Microplastics can be defined as synthetic organic polymers in the size range of 0.001 mm–5 mm (GESAMP, 2015). Microplastics are classified into two types based on their origin: (a) primary microplastics – plastic particles intentionally engineered to this size class (e.g. microbeads, pellets), (b) secondary microplastics – gradually degraded plastic particles originating due to fragmentation or weathering of macroplastics.

The problem is that even small aquatic organisms like zooplankton could ingest small microplastic particles (Besseling et al., 2017; Koelmans, 2015; Wagner et al., 2018). Apart from physical hazards on aquatic animals, plastics as persistent, non-biodegradable material may have direct effects on the food web as transport vectors for persistent organic pollutants (Besseling et al., 2017; Koelmans et al., 2016; Moore, 2008; Rios et al., 2007; Toussaint et al., 2019; Verschoor et al., 2016). Besides understanding how microplastics can affect different living beings, monitoring microplastic abundance is needed, in order to assess its impact on the environment. Furthermore, efficient and reliable detection allows for the determination of high concentration hotspots.

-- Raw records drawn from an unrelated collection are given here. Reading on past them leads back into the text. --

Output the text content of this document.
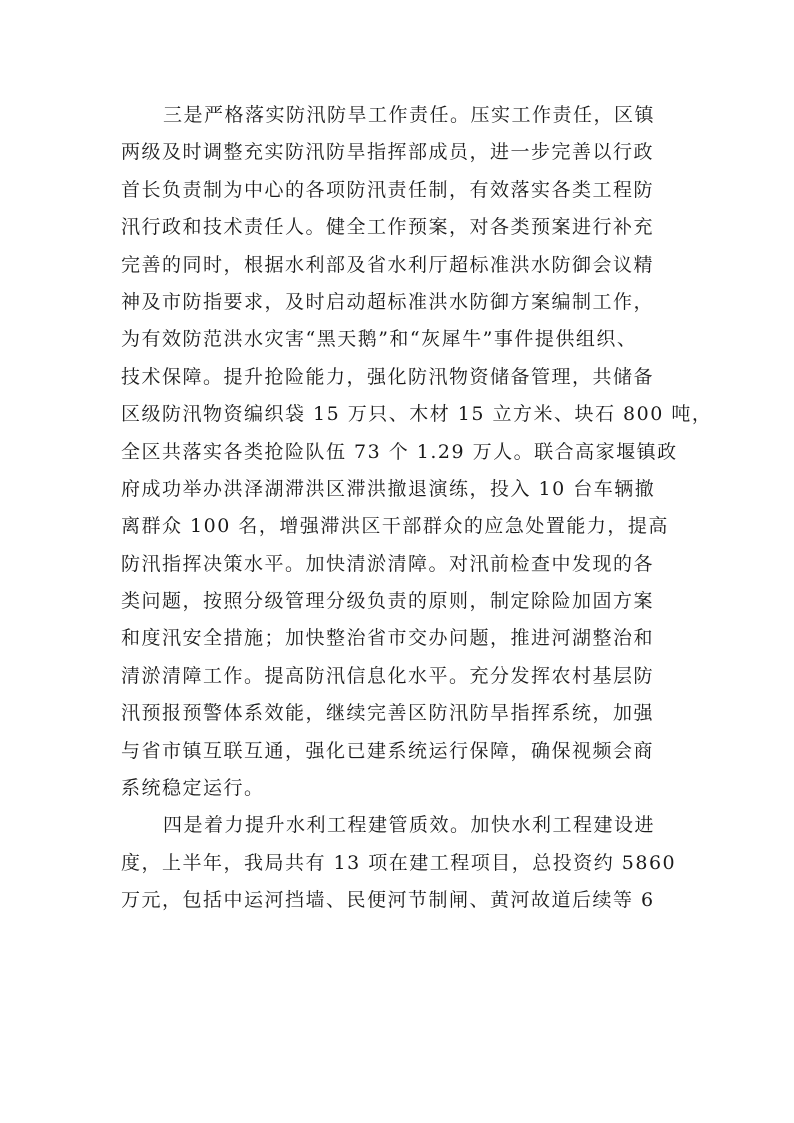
三是严格落实防汛防旱工作责任。压实工作责任，区镇
两级及时调整充实防汛防旱指挥部成员，进一步完善以行政
首长负责制为中心的各项防汛责任制，有效落实各类工程防
汛行政和技术责任人。健全工作预案，对各类预案进行补充
完善的同时，根据水利部及省水利厅超标准洪水防御会议精
神及市防指要求，及时启动超标准洪水防御方案编制工作，
为有效防范洪水灾害“黑天鹅”和“灰犀牛”事件提供组织、
技术保障。提升抢险能力，强化防汛物资储备管理，共储备
区级防汛物资编织袋 15 万只、木材 15 立方米、块石 800 吨，
全区共落实各类抢险队伍 73 个 1.29 万人。联合高家堰镇政
府成功举办洪泽湖滞洪区滞洪撤退演练，投入 10 台车辆撤
离群众 100 名，增强滞洪区干部群众的应急处置能力，提高
防汛指挥决策水平。加快清淤清障。对汛前检查中发现的各
类问题，按照分级管理分级负责的原则，制定除险加固方案
和度汛安全措施；加快整治省市交办问题，推进河湖整治和
清淤清障工作。提高防汛信息化水平。充分发挥农村基层防
汛预报预警体系效能，继续完善区防汛防旱指挥系统，加强
与省市镇互联互通，强化已建系统运行保障，确保视频会商
系统稳定运行。
四是着力提升水利工程建管质效。加快水利工程建设进
度，上半年，我局共有 13 项在建工程项目，总投资约 5860
万元，包括中运河挡墙、民便河节制闸、黄河故道后续等 6
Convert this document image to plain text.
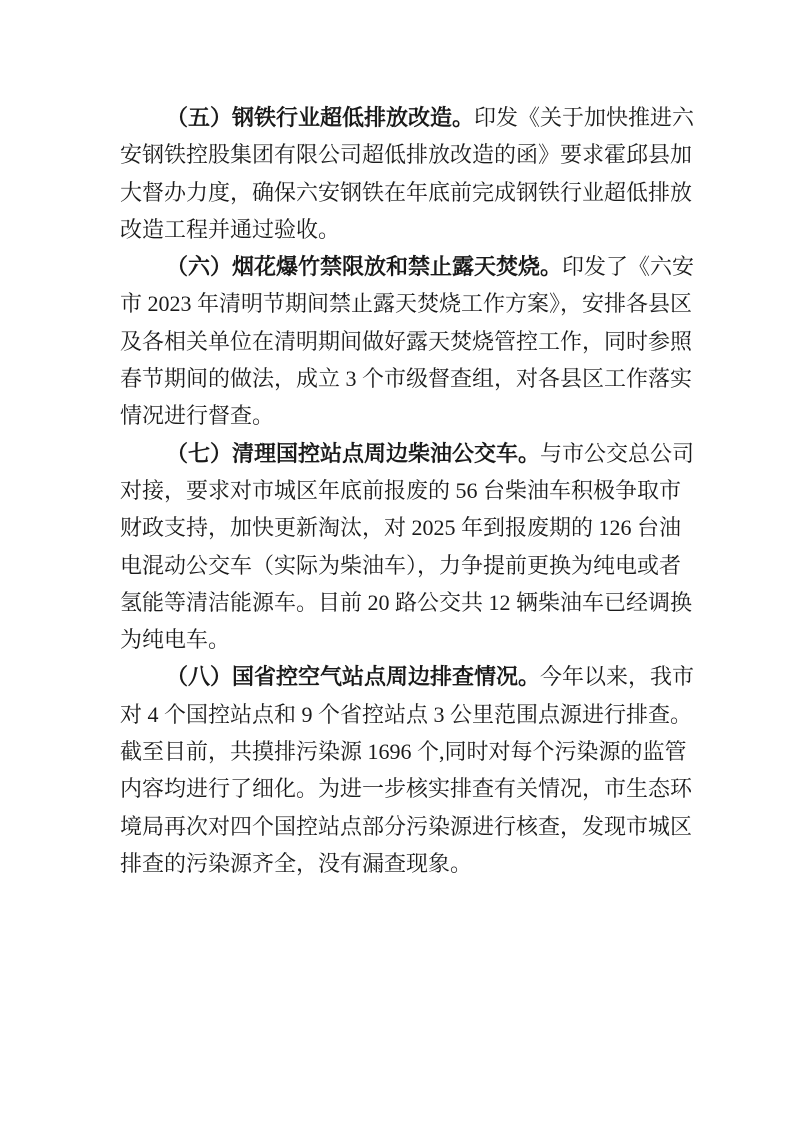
（五）钢铁行业超低排放改造。印发《关于加快推进六
安钢铁控股集团有限公司超低排放改造的函》要求霍邱县加
大督办力度，确保六安钢铁在年底前完成钢铁行业超低排放
改造工程并通过验收。
（六）烟花爆竹禁限放和禁止露天焚烧。印发了《六安
市 2023 年清明节期间禁止露天焚烧工作方案》，安排各县区
及各相关单位在清明期间做好露天焚烧管控工作，同时参照
春节期间的做法，成立 3 个市级督查组，对各县区工作落实
情况进行督查。
（七）清理国控站点周边柴油公交车。与市公交总公司
对接，要求对市城区年底前报废的 56 台柴油车积极争取市
财政支持，加快更新淘汰，对 2025 年到报废期的 126 台油
电混动公交车（实际为柴油车），力争提前更换为纯电或者
氢能等清洁能源车。目前 20 路公交共 12 辆柴油车已经调换
为纯电车。
（八）国省控空气站点周边排查情况。今年以来，我市
对 4 个国控站点和 9 个省控站点 3 公里范围点源进行排查。
截至目前，共摸排污染源 1696 个,同时对每个污染源的监管
内容均进行了细化。为进一步核实排查有关情况，市生态环
境局再次对四个国控站点部分污染源进行核查，发现市城区
排查的污染源齐全，没有漏查现象。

Detection of microplastics was often performed by visual inspection using a microscope, which was shown to be error-prone and can lead to overestimation or underestimation (Lenz et al., 2015). For material identification, spectroscopic methods such as Raman and FTIR are commonly applied (Dümichen et al., 2017; Hanvey et al., 2017; Kniggendorf et al., 2019; Wander et al., 2020; Wright et al., 2019). However, these spectroscopic methods are expensive and require laborious sample purification, which led to a parallel interest in alternative detection methods such as cytometry (Sgier et al., 2016), thermal degradation (Dümichen et al., 2017) and fluorescence microscopy (Maes et al., 2017). Among these methods, fluorescence microscopy has the potential for fast detection as it involves a simple step of fluorescence labeling with a solvatochromic dye. In 2010, the use of a lipophilic dye to stain microplastics was suggested for the first time (Andrady, 2010). Followed by this, several different Nile Red-based staining protocols for the fluorescence labeling of microplastics were reported so far (Cole, 2016; Erni-Cassola et al., 2017; Hengstmann and Fischer, 2019; Lv et al., 2019; Maes et al., 2017; Prata et al., 2020, Prata et al., 2019; Shim et al., 2016; Stanton et al., 2019; Tamminga et al., 2017).

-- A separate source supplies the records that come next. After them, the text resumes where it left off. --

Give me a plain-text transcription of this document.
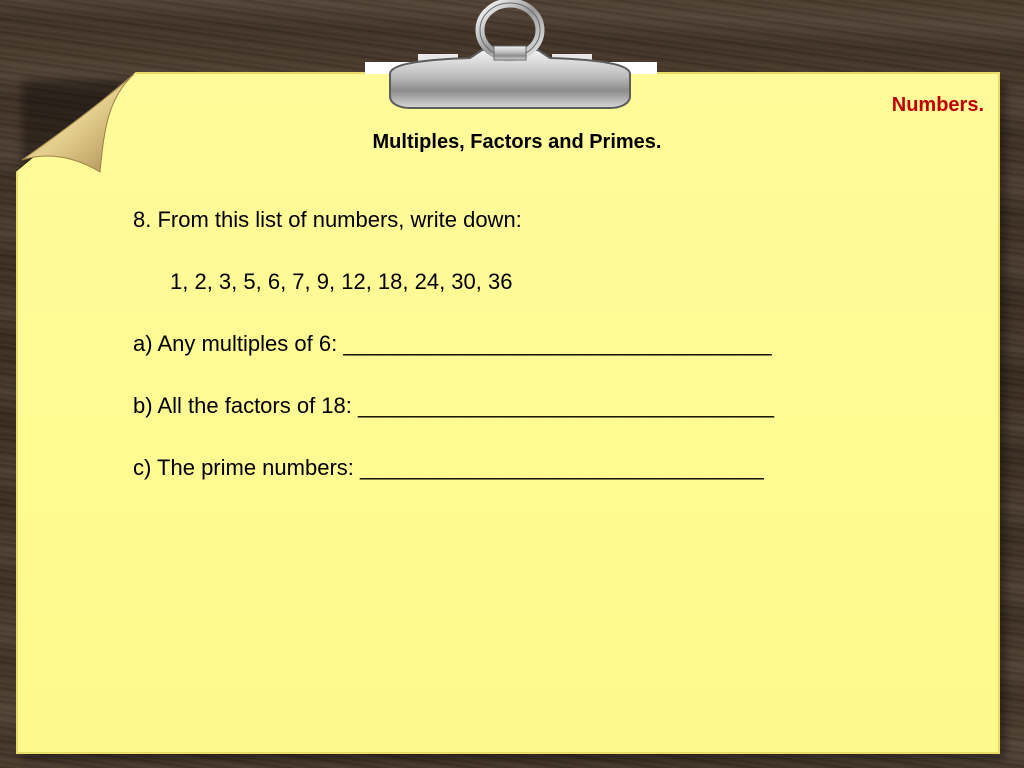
Numbers.
Multiples, Factors and Primes.
8. From this list of numbers, write down:
1, 2, 3, 5, 6, 7, 9, 12, 18, 24, 30, 36
a) Any multiples of 6: ___________________________________
b) All the factors of 18: __________________________________
c) The prime numbers: _________________________________
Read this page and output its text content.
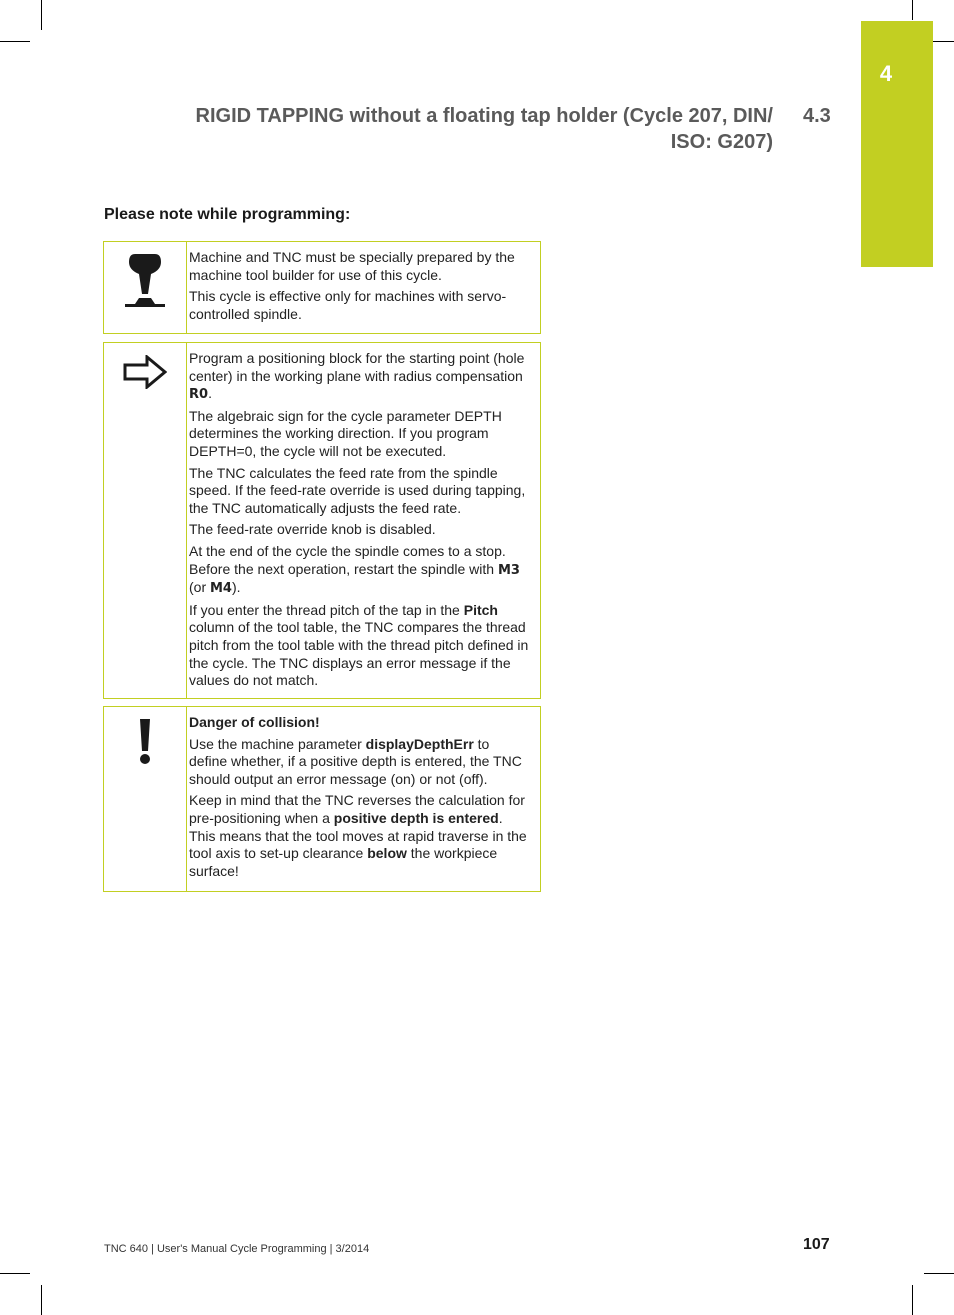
4
RIGID TAPPING without a floating tap holder (Cycle 207, DIN/
ISO: G207)
4.3
Please note while programming:

Machine and TNC must be specially prepared by the machine tool builder for use of this cycle.

This cycle is effective only for machines with servo-controlled spindle.

Program a positioning block for the starting point (hole center) in the working plane with radius compensation R0.

The algebraic sign for the cycle parameter DEPTH determines the working direction. If you program DEPTH=0, the cycle will not be executed.

The TNC calculates the feed rate from the spindle speed. If the feed-rate override is used during tapping, the TNC automatically adjusts the feed rate.

The feed-rate override knob is disabled.

At the end of the cycle the spindle comes to a stop. Before the next operation, restart the spindle with M3 (or M4).

If you enter the thread pitch of the tap in the Pitch column of the tool table, the TNC compares the thread pitch from the tool table with the thread pitch defined in the cycle. The TNC displays an error message if the values do not match.

Danger of collision!

Use the machine parameter displayDepthErr to define whether, if a positive depth is entered, the TNC should output an error message (on) or not (off).

Keep in mind that the TNC reverses the calculation for pre-positioning when a positive depth is entered. This means that the tool moves at rapid traverse in the tool axis to set-up clearance below the workpiece surface!

TNC 640 | User's Manual Cycle Programming | 3/2014	107
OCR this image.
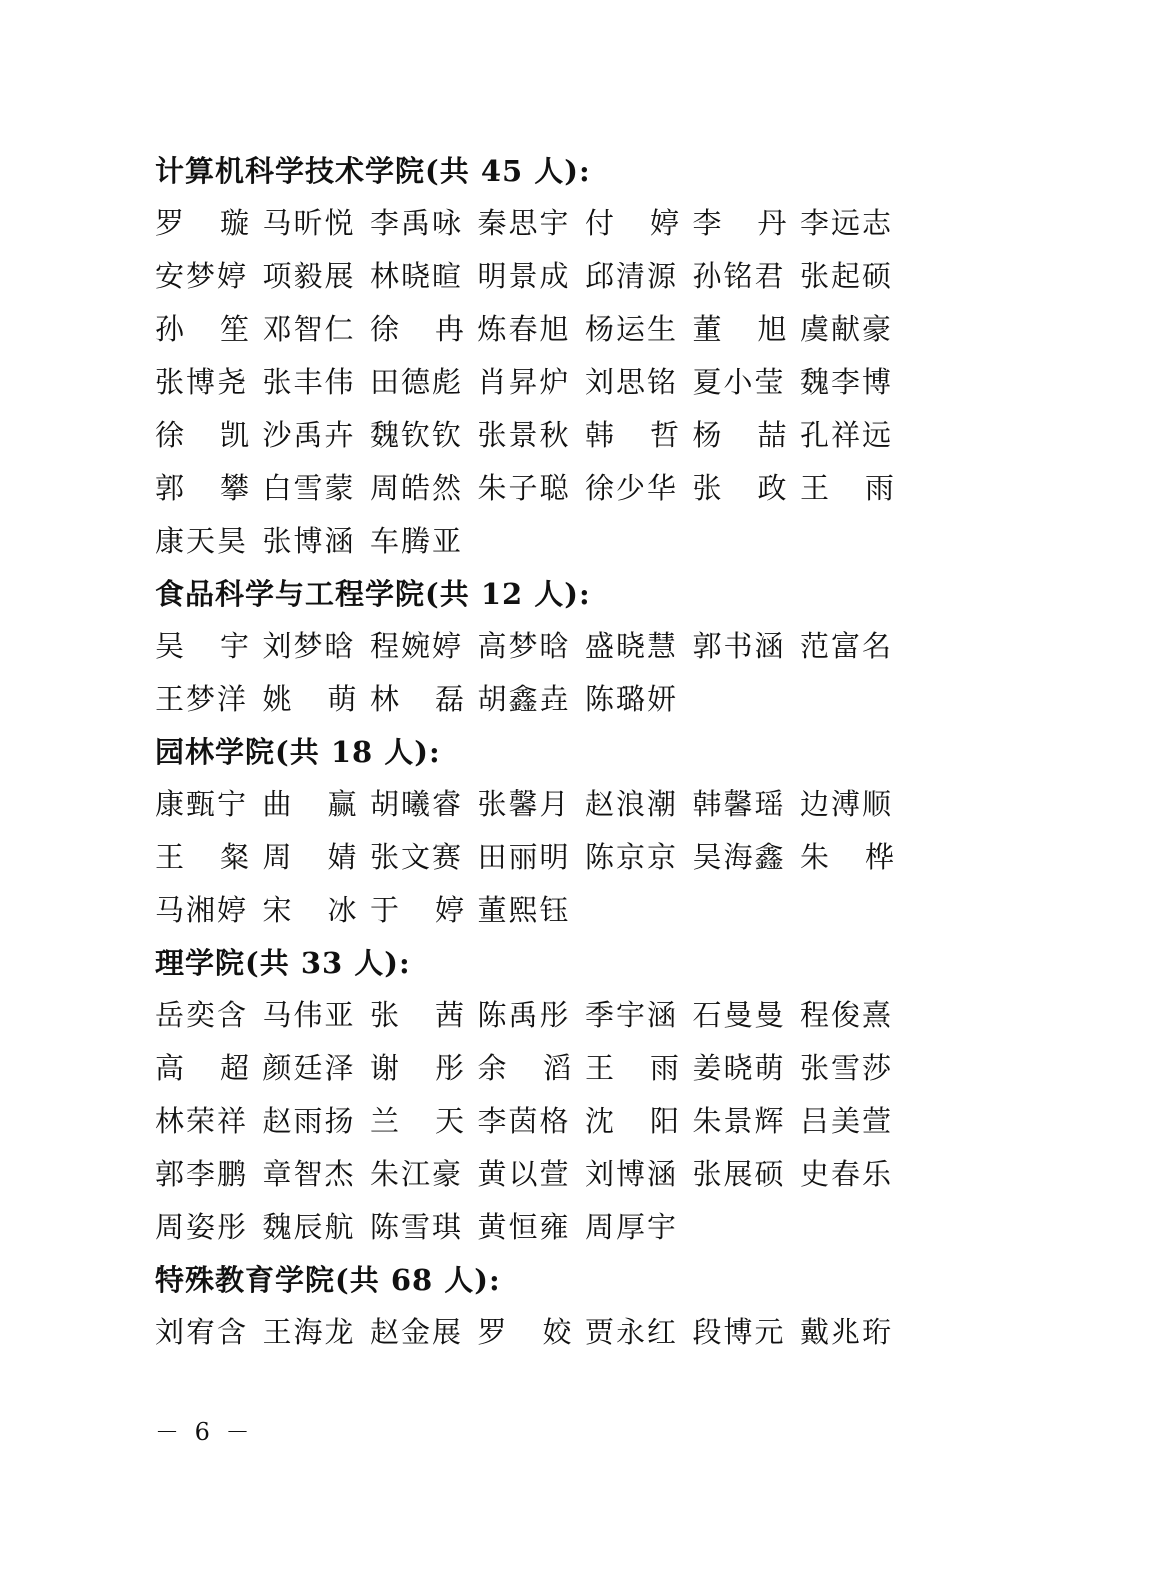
计算机科学技术学院(共 45 人):
罗 璇 马昕悦 李禹咏 秦思宇 付 婷 李 丹 李远志
安梦婷 项毅展 林晓暄 明景成 邱清源 孙铭君 张起硕
孙 笙 邓智仁 徐 冉 炼春旭 杨运生 董 旭 虞献豪
张博尧 张丰伟 田德彪 肖昇炉 刘思铭 夏小莹 魏李博
徐 凯 沙禹卉 魏钦钦 张景秋 韩 哲 杨 喆 孔祥远
郭 攀 白雪蒙 周皓然 朱子聪 徐少华 张 政 王 雨
康天昊 张博涵 车腾亚
食品科学与工程学院(共 12 人):
吴 宇 刘梦晗 程婉婷 高梦晗 盛晓慧 郭书涵 范富名
王梦洋 姚 萌 林 磊 胡鑫垚 陈璐妍
园林学院(共 18 人):
康甄宁 曲 赢 胡曦睿 张馨月 赵浪潮 韩馨瑶 边溥顺
王 粲 周 婧 张文赛 田丽明 陈京京 吴海鑫 朱 桦
马湘婷 宋 冰 于 婷 董熙钰
理学院(共 33 人):
岳奕含 马伟亚 张 茜 陈禹彤 季宇涵 石曼曼 程俊熹
高 超 颜廷泽 谢 彤 余 滔 王 雨 姜晓萌 张雪莎
林荣祥 赵雨扬 兰 天 李茵格 沈 阳 朱景辉 吕美萱
郭李鹏 章智杰 朱江豪 黄以萱 刘博涵 张展硕 史春乐
周姿彤 魏辰航 陈雪琪 黄恒雍 周厚宇
特殊教育学院(共 68 人):
刘宥含 王海龙 赵金展 罗 姣 贾永红 段博元 戴兆珩
－ 6 －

Nile Red is a benzophenoxazine dye extensively used in biological imaging (Martinez and Henary, 2016). It is known to have a high quantum yield in non-polar media and a wide solvatochromic range due to both its high chromophore sensitivity to solvent polarity and its dielectric constant (Martinez and Henary, 2016). This feature of Nile Red as a probe to distinguish plastic samples based on their polarity has been explored by the existing protocols using fluorescence microscopy (Cole, 2016; Maes et al., 2017). In these published protocols the micrographs of fluorescing dyed virgin microplastics were sufficient to successfully categorize the plastics based on their polarity (polar/less polar) (Cole, 2016; Maes et al., 2017). Yet, the exact information of the material type could not be determined.

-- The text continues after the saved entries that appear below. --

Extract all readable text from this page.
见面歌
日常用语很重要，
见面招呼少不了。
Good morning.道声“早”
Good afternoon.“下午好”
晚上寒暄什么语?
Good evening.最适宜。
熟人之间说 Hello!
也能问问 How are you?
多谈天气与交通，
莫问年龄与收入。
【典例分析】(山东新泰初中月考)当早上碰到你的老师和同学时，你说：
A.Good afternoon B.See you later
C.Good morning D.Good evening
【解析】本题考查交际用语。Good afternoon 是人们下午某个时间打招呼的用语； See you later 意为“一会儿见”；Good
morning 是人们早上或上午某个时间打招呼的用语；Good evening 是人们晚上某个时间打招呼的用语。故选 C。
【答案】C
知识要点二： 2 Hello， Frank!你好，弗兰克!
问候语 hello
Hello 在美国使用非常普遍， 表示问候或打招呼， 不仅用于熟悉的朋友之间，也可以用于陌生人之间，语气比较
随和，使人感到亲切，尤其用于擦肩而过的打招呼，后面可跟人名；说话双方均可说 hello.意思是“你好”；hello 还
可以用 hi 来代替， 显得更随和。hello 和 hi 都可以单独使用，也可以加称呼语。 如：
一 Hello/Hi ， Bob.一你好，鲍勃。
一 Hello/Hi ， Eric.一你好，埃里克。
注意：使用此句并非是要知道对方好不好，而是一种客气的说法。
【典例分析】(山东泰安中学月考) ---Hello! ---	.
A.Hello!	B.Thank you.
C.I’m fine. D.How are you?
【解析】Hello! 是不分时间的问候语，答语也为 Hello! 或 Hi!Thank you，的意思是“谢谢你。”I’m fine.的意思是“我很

Previous studies considered only the color of the emission in the fluorescence images. In this work, we additionally investigate the spectral emission by using photoluminescence (PL) spectroscopy. By studying the effect of staining parameters (dye concentration, type of solvent, staining temperature, and staining time) on the PL, we developed an optimized staining protocol. To pinpoint interprotocol differences, we compared our protocol with the existing protocols published prior to 2019. Finally, we investigated whether our optimized protocol can differentiate between (i) plastic types and (ii) plastics and natural materials.